Developer Experience

Now we look into the developer experience for both technologies. Starting with initial setup, for React Native we can generate new app by running the following command.

npx react-native init MyApp --template react-native-template-typescript@next

After installing SDK for flutter, we can run the following command to create a flutter project.

flutter create my_app

You might have noticed, creating a flutter project is considerably faster, because it doesn’t reached out to npm to download bunch of npm packages. In flutter project we can find pubspec.yaml file instead of package.json. Pubspec.yaml file is used to register and install all the necessary packages for the application.

Project structure for flutter is more simplified when compared to React Native project. The main config file for flutter is pubspec.yaml while in React Native is package.json file.

Tooling

Now we can look into the common tools used in each technology. Having a really good tool set is important when we develop cross-platform mobile apps because without good tooling development life cycle will be miserable. It is possible to run mobile apps locally using emulators to see changes we make during development phase.

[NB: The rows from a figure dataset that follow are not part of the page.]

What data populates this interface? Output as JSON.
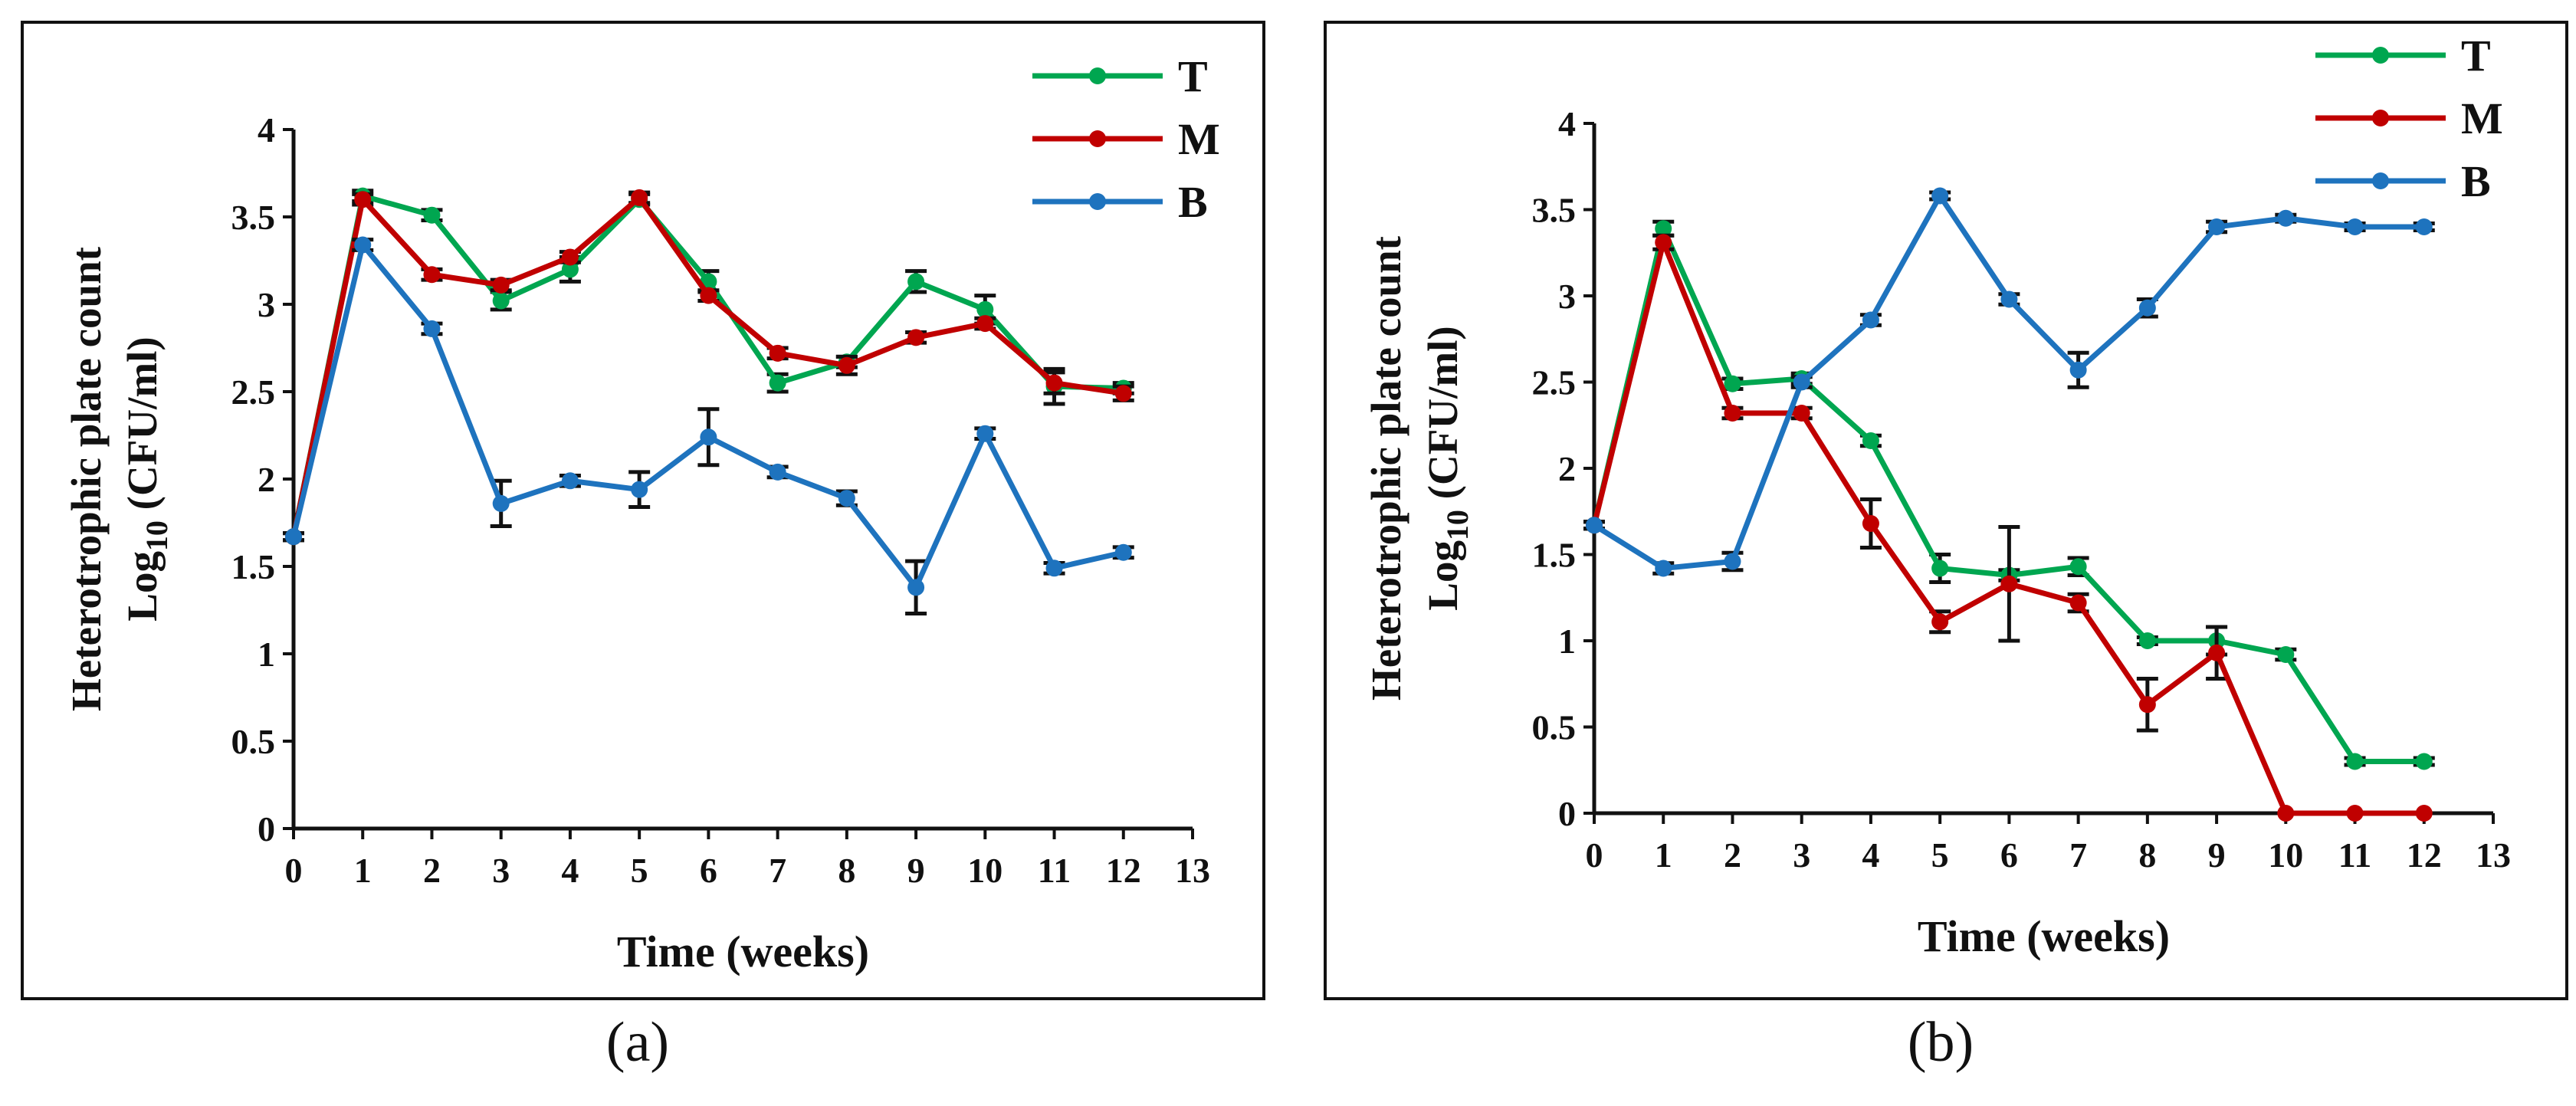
{
  "chart_data": [
    {
      "type": "line",
      "caption": "(a)",
      "xlabel": "Time (weeks)",
      "ylabel_line1": "Heterotrophic plate count",
      "ylabel_line2": {
        "base": "Log",
        "sub": "10",
        "rest": " (CFU/ml)"
      },
      "xlim": [
        0,
        13
      ],
      "ylim": [
        0,
        4
      ],
      "x_ticks": [
        "0",
        "1",
        "2",
        "3",
        "4",
        "5",
        "6",
        "7",
        "8",
        "9",
        "10",
        "11",
        "12",
        "13"
      ],
      "y_ticks": [
        "0",
        "0.5",
        "1",
        "1.5",
        "2",
        "2.5",
        "3",
        "3.5",
        "4"
      ],
      "legend_position": "top-right",
      "x": [
        0,
        1,
        2,
        3,
        4,
        5,
        6,
        7,
        8,
        9,
        10,
        11,
        12
      ],
      "series": [
        {
          "name": "T",
          "color": "#00A650",
          "values": [
            1.67,
            3.62,
            3.51,
            3.02,
            3.2,
            3.6,
            3.13,
            2.55,
            2.67,
            3.13,
            2.97,
            2.53,
            2.52
          ],
          "errors": [
            0.02,
            0.03,
            0.03,
            0.05,
            0.07,
            0.03,
            0.06,
            0.05,
            0.03,
            0.06,
            0.08,
            0.1,
            0.03
          ]
        },
        {
          "name": "M",
          "color": "#C00000",
          "values": [
            1.67,
            3.6,
            3.17,
            3.11,
            3.27,
            3.61,
            3.05,
            2.72,
            2.65,
            2.81,
            2.89,
            2.55,
            2.49
          ],
          "errors": [
            0.02,
            0.03,
            0.03,
            0.03,
            0.03,
            0.03,
            0.03,
            0.03,
            0.05,
            0.03,
            0.03,
            0.06,
            0.04
          ]
        },
        {
          "name": "B",
          "color": "#1E73BE",
          "values": [
            1.67,
            3.34,
            2.86,
            1.86,
            1.99,
            1.94,
            2.24,
            2.04,
            1.89,
            1.38,
            2.26,
            1.49,
            1.58
          ],
          "errors": [
            0.02,
            0.03,
            0.03,
            0.13,
            0.03,
            0.1,
            0.16,
            0.03,
            0.04,
            0.15,
            0.03,
            0.03,
            0.03
          ]
        }
      ]
    },
    {
      "type": "line",
      "caption": "(b)",
      "xlabel": "Time (weeks)",
      "ylabel_line1": "Heterotrophic plate count",
      "ylabel_line2": {
        "base": "Log",
        "sub": "10",
        "rest": " (CFU/ml)"
      },
      "xlim": [
        0,
        13
      ],
      "ylim": [
        0,
        4
      ],
      "x_ticks": [
        "0",
        "1",
        "2",
        "3",
        "4",
        "5",
        "6",
        "7",
        "8",
        "9",
        "10",
        "11",
        "12",
        "13"
      ],
      "y_ticks": [
        "0",
        "0.5",
        "1",
        "1.5",
        "2",
        "2.5",
        "3",
        "3.5",
        "4"
      ],
      "legend_position": "top-right",
      "x": [
        0,
        1,
        2,
        3,
        4,
        5,
        6,
        7,
        8,
        9,
        10,
        11,
        12
      ],
      "series": [
        {
          "name": "T",
          "color": "#00A650",
          "values": [
            1.67,
            3.39,
            2.49,
            2.52,
            2.16,
            1.42,
            1.38,
            1.43,
            1.0,
            1.0,
            0.92,
            0.3,
            0.3
          ],
          "errors": [
            0.02,
            0.04,
            0.03,
            0.03,
            0.03,
            0.08,
            0.03,
            0.05,
            0.02,
            0.08,
            0.03,
            0.02,
            0.02
          ]
        },
        {
          "name": "M",
          "color": "#C00000",
          "values": [
            1.67,
            3.31,
            2.32,
            2.32,
            1.68,
            1.11,
            1.33,
            1.22,
            0.63,
            0.93,
            0.0,
            0.0,
            0.0
          ],
          "errors": [
            0.02,
            0.04,
            0.03,
            0.03,
            0.14,
            0.06,
            0.33,
            0.05,
            0.15,
            0.15,
            0.0,
            0.0,
            0.0
          ]
        },
        {
          "name": "B",
          "color": "#1E73BE",
          "values": [
            1.67,
            1.42,
            1.46,
            2.5,
            2.86,
            3.58,
            2.98,
            2.57,
            2.93,
            3.4,
            3.45,
            3.4,
            3.4
          ],
          "errors": [
            0.02,
            0.03,
            0.05,
            0.03,
            0.03,
            0.02,
            0.03,
            0.1,
            0.05,
            0.03,
            0.02,
            0.02,
            0.02
          ]
        }
      ]
    }
  ]
}
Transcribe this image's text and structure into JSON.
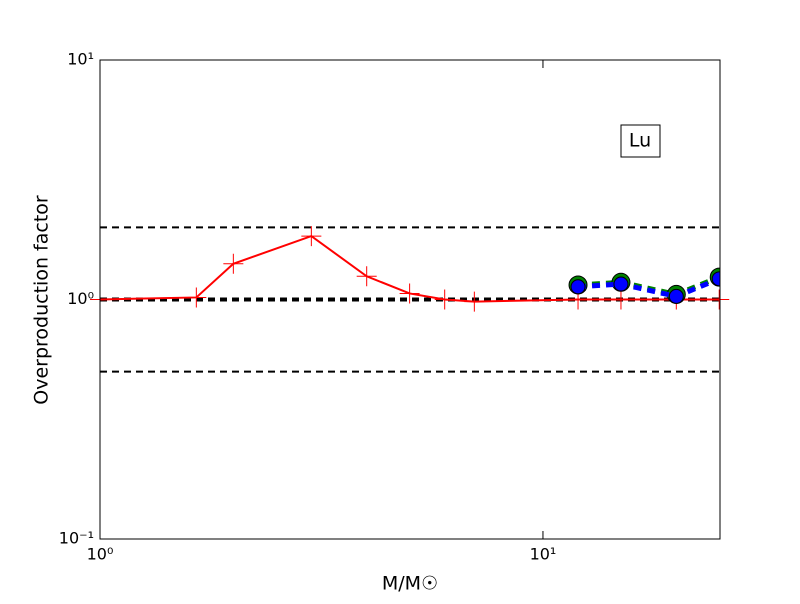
{
  "chart_data": {
    "type": "line",
    "annotation": "Lu",
    "xlabel": "M/M☉",
    "ylabel": "Overproduction factor",
    "xscale": "log",
    "yscale": "log",
    "xlim": [
      1,
      25.1
    ],
    "ylim": [
      0.1,
      10
    ],
    "xticks": [
      {
        "value": 1,
        "label": "10⁰"
      },
      {
        "value": 10,
        "label": "10¹"
      }
    ],
    "yticks": [
      {
        "value": 0.1,
        "label": "10⁻¹"
      },
      {
        "value": 1,
        "label": "10⁰"
      },
      {
        "value": 10,
        "label": "10¹"
      }
    ],
    "reference_lines": [
      2,
      1,
      0.5
    ],
    "series": [
      {
        "color": "#ff0000",
        "marker": "plus",
        "x": [
          1,
          1.65,
          2,
          3,
          4,
          5,
          6,
          7,
          12,
          15,
          20,
          25
        ],
        "values": [
          1.0,
          1.02,
          1.41,
          1.84,
          1.25,
          1.06,
          1.0,
          0.98,
          1.0,
          1.0,
          1.0,
          1.0
        ]
      },
      {
        "color": "#008000",
        "marker": "circle",
        "x": [
          12,
          15,
          20,
          25
        ],
        "values": [
          1.15,
          1.18,
          1.05,
          1.24
        ]
      },
      {
        "color": "#0000ff",
        "marker": "circle",
        "x": [
          12,
          15,
          20,
          25
        ],
        "values": [
          1.13,
          1.16,
          1.03,
          1.22
        ]
      }
    ]
  }
}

To run a React Native app locally we need to follow these steps. First run the following command to connect application locally.

adb devices

Using adb command we can connect to the application locally. From there we can run npm start command to watch the changes in the background. To enable development server we simply run the following command.

npm start

Now we can build android app using the command below. This command helps to install the app on emulator and will listen to the code changes then update the application as we make changes. React Native comes with fast refreshing effect which is extremely useful as it preserve the state of the application while reflecting the changes we make to the apps realtime.

npm run android

In addition to emulator tool, we can also use so many open source tools since React Native is Javascript development environment. For example, we can use tools such as Typescript, Ignite UI CLI and Expo to build React Native apps more quickly and efficiently to give you more starting point to the project.

When it comes to flutter, we can achieve the same simplicity. For example we can launch emulator using Visual Studio Code itself. The same hot reload feature is also available in flutter project because dart programming language support just in time compilation. To run a flutter project simply run the given command below.

flutter run

Performance

React Native uses Javascript to connect native components via a bridge. Flutter avoids bridge to interact with native components resulting a better performance for app run time and also for the whole development process.

Flutter uses Skia Graphics Library that means the UI is redrawn each time when any view changes. In flutter, most of the work is handle by GPU (graphics processing unit) resulting smooth and fast UI rendering. This is why flutter delivers animation run time speed of 60fps (frames per second).

However redrawing the whole view instead of just those widgets that change, can affect the performance and speed of the application. Therefore developers need to be very careful when they design and structure the widgets for the application, specially for large apps where views often changes.

Conclusion

Both technology is perfect for cross-platform app development, specially you want release your app on both android and iOS environment more quickly. If your team have is familiar with JavaScript, React Native is the framework for your choice.

If you want a powerful cross platform app with amazing look and feel and strong documentation backing it, Flutter should be your framework of choice.